Pourquoi ce silence, pourquoi cette illusion ou cette croyance en une convention imaginaire ? Sinon pour pouvoir continuer à présenter comme un combat réel (que les non-violents « refusent » alors que les autres font semblant de l’assumer, comme s’il y avait le choix) des types d’affrontement essentiellement ostentatoires, politiques et aliénés, que l’Etat seul peut transformer en combat réel à son avantage.

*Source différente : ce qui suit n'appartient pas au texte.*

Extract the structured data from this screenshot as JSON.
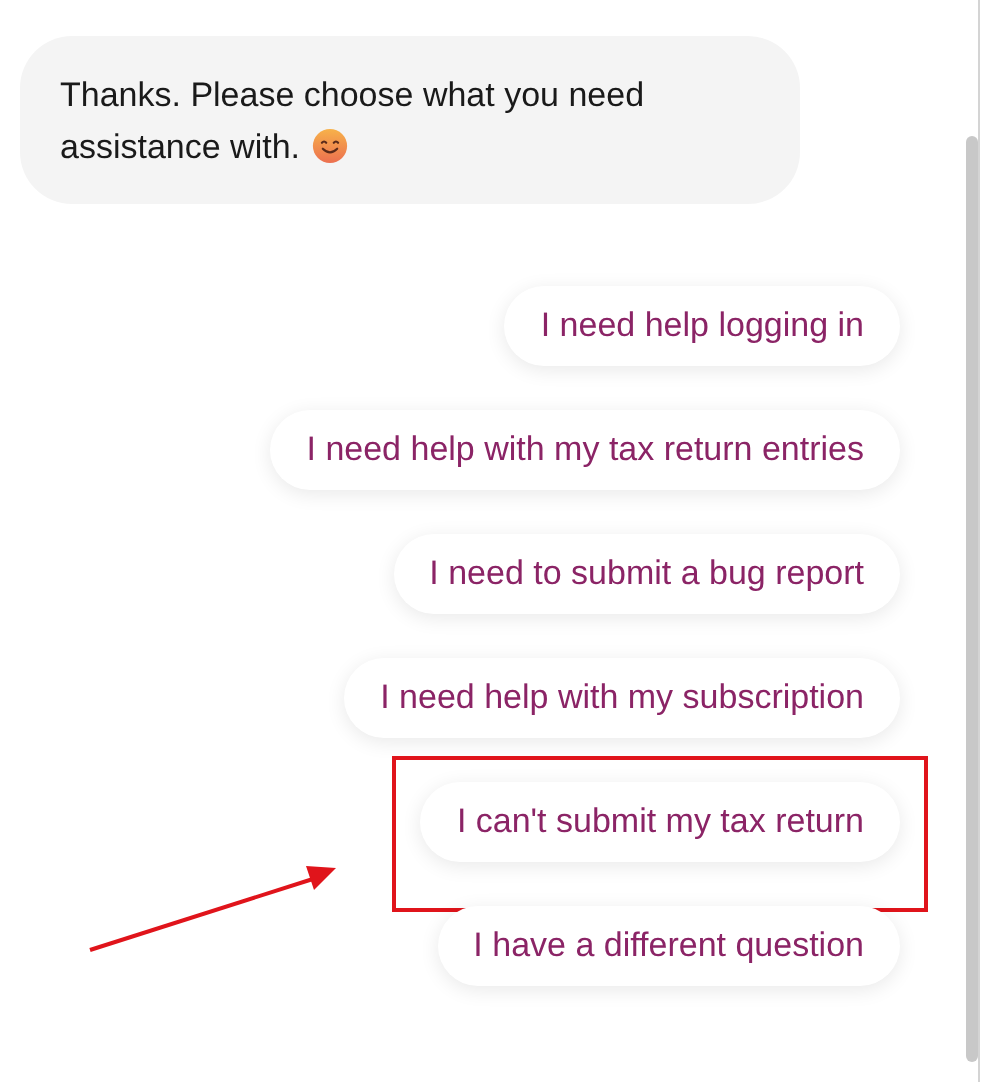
{
  "message": {
    "text": "Thanks. Please choose what you need assistance with.",
    "emoji": true
  },
  "options": [
    {
      "label": "I need help logging in",
      "highlighted": false
    },
    {
      "label": "I need help with my tax return entries",
      "highlighted": false
    },
    {
      "label": "I need to submit a bug report",
      "highlighted": false
    },
    {
      "label": "I need help with my subscription",
      "highlighted": false
    },
    {
      "label": "I can't submit my tax return",
      "highlighted": true
    },
    {
      "label": "I have a different question",
      "highlighted": false
    }
  ]
}
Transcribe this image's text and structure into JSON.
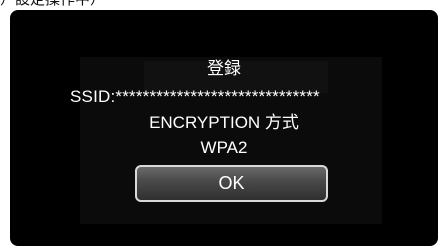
{
  "page": {
    "top_caption": "）設定操作中）"
  },
  "dialog": {
    "title": "登録",
    "ssid": "SSID:******************************",
    "encryption": "ENCRYPTION 方式",
    "encryption_value": "WPA2",
    "ok_label": "OK"
  },
  "colors": {
    "screen_background": "#000000",
    "text": "#ffffff",
    "button_fill": "#4b4b4b",
    "button_border": "#d9d9d9"
  }
}
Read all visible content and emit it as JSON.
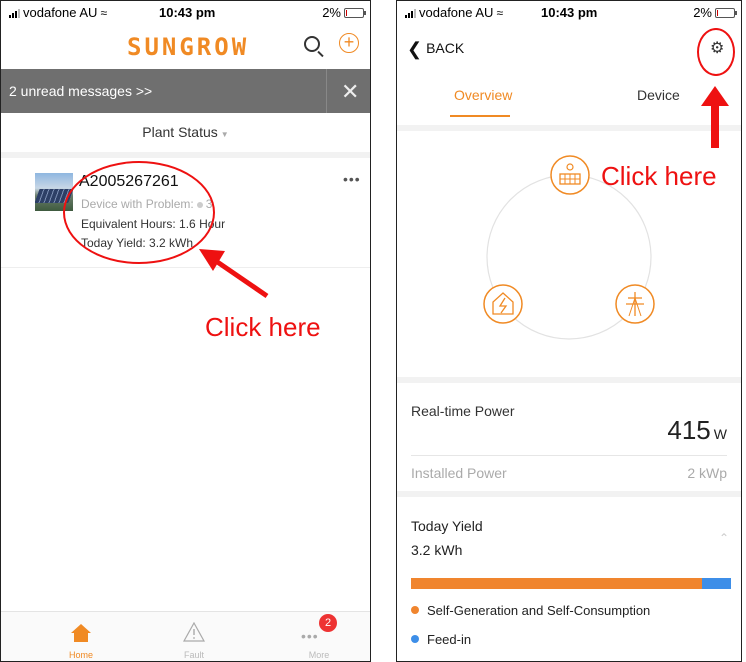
{
  "left": {
    "status": {
      "carrier": "vodafone AU",
      "time": "10:43 pm",
      "battery": "2%"
    },
    "header": {
      "brand": "SUNGROW"
    },
    "messages": {
      "text": "2 unread messages >>",
      "close": "✕"
    },
    "filter": {
      "label": "Plant Status"
    },
    "plant": {
      "name": "A2005267261",
      "device_problem_label": "Device with Problem:",
      "device_problem_count": "3",
      "equivalent_hours": "Equivalent Hours: 1.6 Hour",
      "today_yield": "Today Yield: 3.2 kWh",
      "menu": "•••"
    },
    "annotation": {
      "text": "Click here"
    },
    "tabbar": {
      "home": "Home",
      "fault": "Fault",
      "more": "More",
      "more_badge": "2"
    }
  },
  "right": {
    "status": {
      "carrier": "vodafone AU",
      "time": "10:43 pm",
      "battery": "2%"
    },
    "nav": {
      "back": "BACK"
    },
    "tabs": {
      "overview": "Overview",
      "device": "Device"
    },
    "annotation": {
      "text": "Click here"
    },
    "realtime": {
      "label": "Real-time Power",
      "value": "415",
      "unit": "W"
    },
    "installed": {
      "label": "Installed Power",
      "value": "2 kWp"
    },
    "today": {
      "label": "Today Yield",
      "value": "3.2  kWh",
      "self_fraction": 0.91
    },
    "legend": {
      "self": "Self-Generation and Self-Consumption",
      "feed": "Feed-in"
    },
    "colors": {
      "accent": "#f08a24",
      "self": "#f0852e",
      "feed": "#3d8ee8",
      "annotation": "#e11111"
    }
  }
}
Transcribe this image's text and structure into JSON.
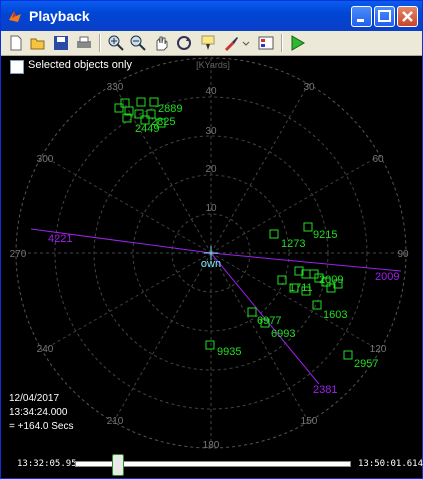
{
  "window": {
    "title": "Playback"
  },
  "toolbar": {
    "icons": [
      "new-icon",
      "open-icon",
      "save-icon",
      "print-icon",
      "zoom-in-icon",
      "zoom-out-icon",
      "pan-icon",
      "rotate-icon",
      "data-cursor-icon",
      "brush-icon",
      "legend-icon",
      "play-icon"
    ]
  },
  "filter": {
    "label": "Selected objects only",
    "checked": false
  },
  "polar": {
    "units": "[KYards]",
    "rings": [
      {
        "label": "10"
      },
      {
        "label": "20"
      },
      {
        "label": "30"
      },
      {
        "label": "40"
      }
    ],
    "angle_labels": [
      {
        "label": "330"
      },
      {
        "label": "30"
      },
      {
        "label": "300"
      },
      {
        "label": "60"
      },
      {
        "label": "270"
      },
      {
        "label": "90"
      },
      {
        "label": "240"
      },
      {
        "label": "120"
      },
      {
        "label": "210"
      },
      {
        "label": "150"
      },
      {
        "label": "180"
      }
    ],
    "center_label": "own",
    "purple_tracks": [
      {
        "label": "4221"
      },
      {
        "label": "2009"
      },
      {
        "label": "2381"
      }
    ],
    "contacts": [
      {
        "label": "1273"
      },
      {
        "label": "9215"
      },
      {
        "label": "1711"
      },
      {
        "label": "2009"
      },
      {
        "label": "1603"
      },
      {
        "label": "6977"
      },
      {
        "label": "6993"
      },
      {
        "label": "9935"
      },
      {
        "label": "2957"
      },
      {
        "label": "2889"
      },
      {
        "label": "2825"
      },
      {
        "label": "2449"
      }
    ]
  },
  "status": {
    "date": "12/04/2017",
    "time": "13:34:24.000",
    "offset": "= +164.0 Secs"
  },
  "timeline": {
    "start": "13:32:05.95",
    "end": "13:50:01.614",
    "position": 0.1
  }
}
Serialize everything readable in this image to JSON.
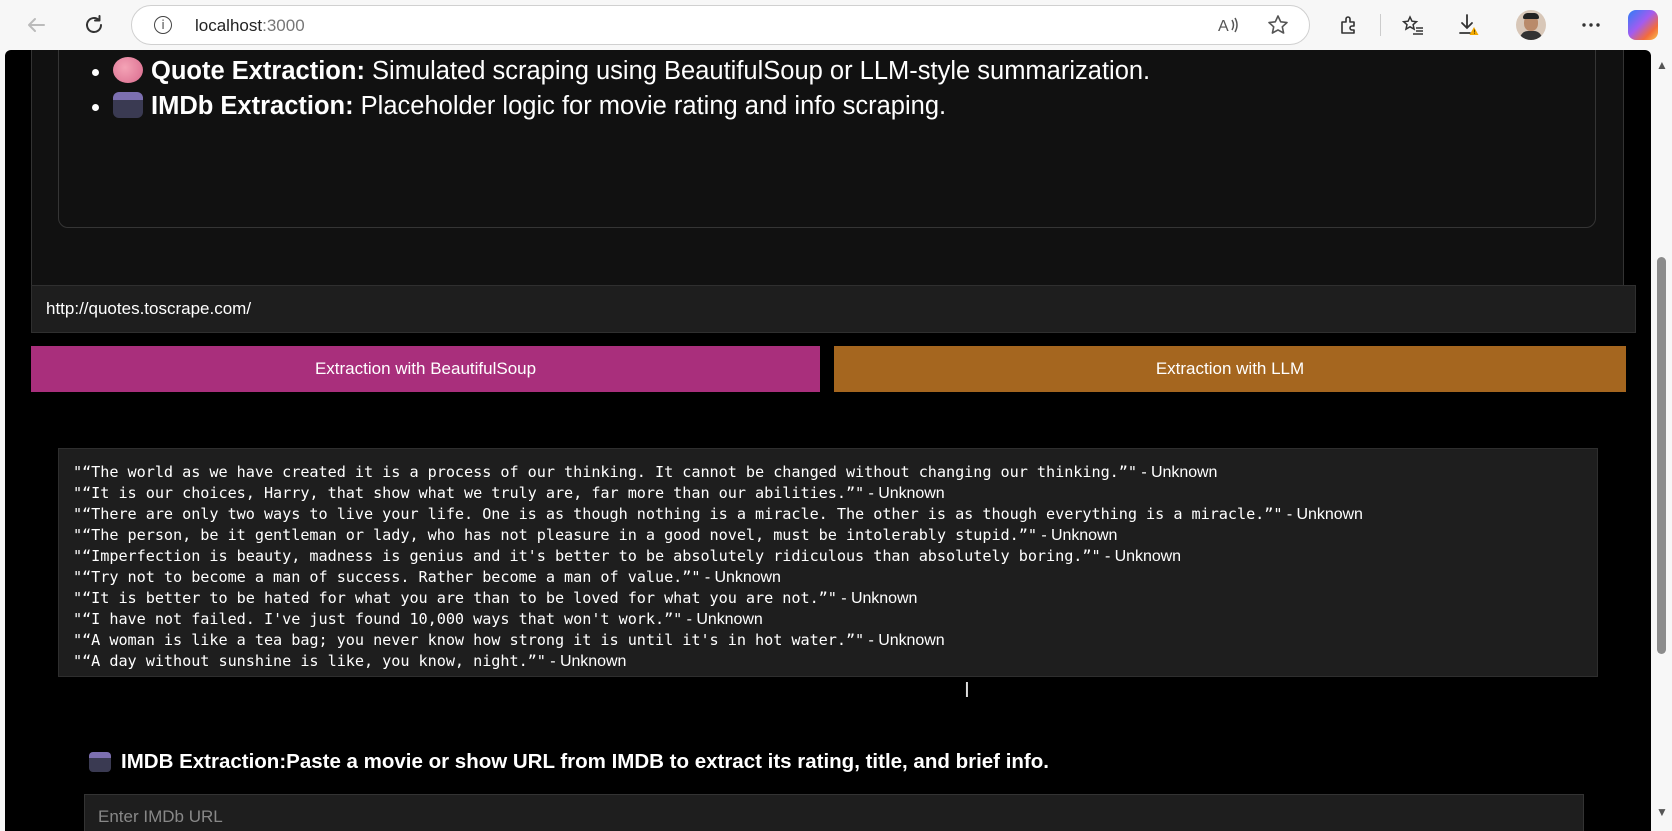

Et tout cela, aujourd’hui, sous le signe de « l’autonomie » ! Rien d’étonnant donc à ce que Malville, loin d’être l’occasion de clarifier les choses, ait encouragé beaucoup de gens à persévérer dans les mêmes attitudes stériles et les mêmes mystifications [3]. Il y a eu cependant des tentatives pour jeter sur tout cela un autre regard, plus « autonome » [4].

 L’institution « manif »

Ainsi, certains ont compris que le rassemblement de Malville, du fait des « offensifs » comme des « non-violents », s’est laissé ramener finalement au scénario familier de la manifestation de masse parisienne : un cortège massif et passif se fait promener d’un point à un autre, sur un parcours plus ou moins connu d’avance, et doublé par de petits groupes qui font un peu de casse, harcèlent un peu les flics et se dispersent évidemment quand ceux-ci interviennent pour de bon [5]. Exactement le schéma qui s’est retrouvé dans la manifestation pour Klaus Croissant. Celle-ci, comme toutes les autres, était dès le départ enfermée dans le dilemme : manif digne et « sans bavures », promenade familière ou manif résolue, « offensive », « obligeant » enfin « le pouvoir à se montrer sous son vrai jour » ! Et même chez les autonomes, certains ont finalement réagi à cette alternative illusoire et récusé la « violence spectacle », la « violence démonstration », son caractère « réactif » par rapport aux gauchistes, et la manipulation des manifestants par les « offensifs » eux-mêmes [6]. Mais il faut en arriver à se demander ce que sont les manifs aujourd’hui. Bien entendu, on y retrouve, comme à Malville, des gens très différents, et pour une part dans le même acte d’opposition globale à l’Etat. Il n’empêche que les manifs font maintenant partie des actes majeurs du fonctionnement politique normal (à côté des élections, des meetings, des débats télévisés, etc.). Dans leur déroulement, dans leur parcours, dans leur inscription dans l’espace urbain (bousculés en 1968, mais bien rétablis depuis), les manifs sont devenues une forme politique traditionnelle, intégrée, prévisible jusque dans ses « débordements » ; c’est une seule et même forme qui s’accomplit dans ses deux composantes « d’ordre » et de « désordre », de « service d’ordre » et de « casseurs ». Et surtout, les manifs sont dans leur déroulement ordinaire passif/offensif complètement déconnectées du milieu socio-urbain où elles prennent place, dans un état de séparation ou même d’opposition à peu près total par rapport à lui. Cela n’a plus rien à voir avec la forme originaire des manifs, expression collective spontanée surgie sur un terrain qui la soutenait de bout en bout et lui donnait son sens.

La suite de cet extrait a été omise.